I was introduced to Maurice Sendak by a dog, a small, shaggy white terrier, spoiled, self-centered and sassy. Her name was Jennie, and she felt there must be more to life than her sheltered existence. She was right; there was a world of adventure, sometimes dark and perhaps somewhat dangerous, full of sly word play and heart-breakingly beautiful art, outside and over there. It was a world for the bold, not the timid, but it opened its doors to any child willing to take a chance. At 10, I dived right in.
The world of children’s literature in the second half of the 20th Century, a period that was full of Baby Boom kids growing up, is defined by Sendak’s books. His influence is wide-ranging: the carefree, dancing children sketched in books by Ruth Krauss (A Hole is to Dig) and Sesyle Joslyn (What Do You Say, Dear?). The old-fashioned charm of Else Holmelund Minarik’s Little Bear beginning reader series.
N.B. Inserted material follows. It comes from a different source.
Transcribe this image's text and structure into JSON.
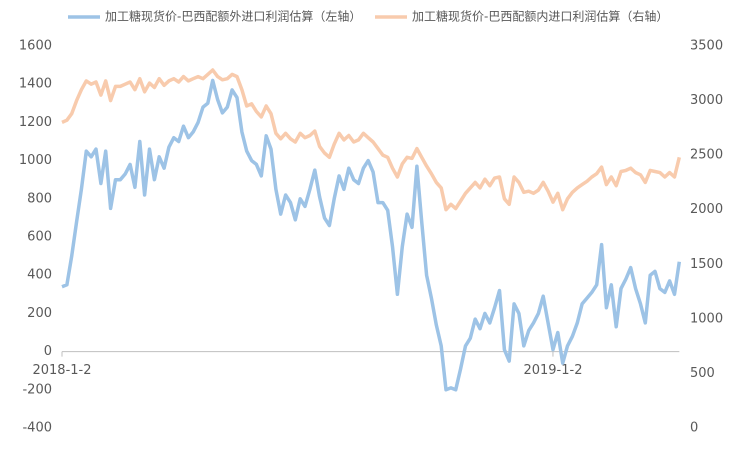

The stunning book-making art of Randall Jarrell’s Bat Poet, Animal Family and Fly By Night, and the editions of Grimm’s fairy tales illustrated by Sendak. The exuberant alphabet, counting, months of the year and cautionary tales of the Nutshell Library, Jennie’s ominous Higglety Pigglety Pop adventure, and of course, the powerful trilogy, Where the Wild Things Are, In the Night Kitchen, and Outside, Over There.
It was a world full of children, but they were growing up in the shadow of World War II, with television sit-coms sandwiched between menacing news reports of the Cold War and the upheaval of Vietnam, wrenching political assassinations and scandals, the race for the moon, the battle for Civil Rights and coast-to-coast protests. In Sendak’s trilogy, an angry boy works out his tantrum by retreating to the world of his imagination to become King of the Wild Things. Another one deals with the fine line between dream and nightmare. And a young girl must rescue her baby sister from the goblins, as her mother sits nearby, oblivious. All three of these children emerge victorious.
Sendak was inspired by the comic strips, films and fairy tales he loved in his youth, and by the world of classical art (music and literature as well as painting—Mozart and Melville show up in his books, as well as nods to Renaissance masterworks). In turn, the generation of children’s book illustrators growing up since the 1960s have been inspired by him, consciously or subconsciously. I definitely see his influence in the Caldecott-winning work of Chris Van Allsburg, David Wiesner, Paul O. Zelinsky and Brian Selznick. Sendak empowered his readers to be themselves, and validated the worlds of their imaginations. He did this for children’s literature, too. Sendak started at age 20 and did not quit until his recent death, 63 years later. He never lowered his high standards, and even in increasingly crotchety old age, he never forgot what it was like to be a child, confused and often frightened by the world, but holding the keys to an infinite universe.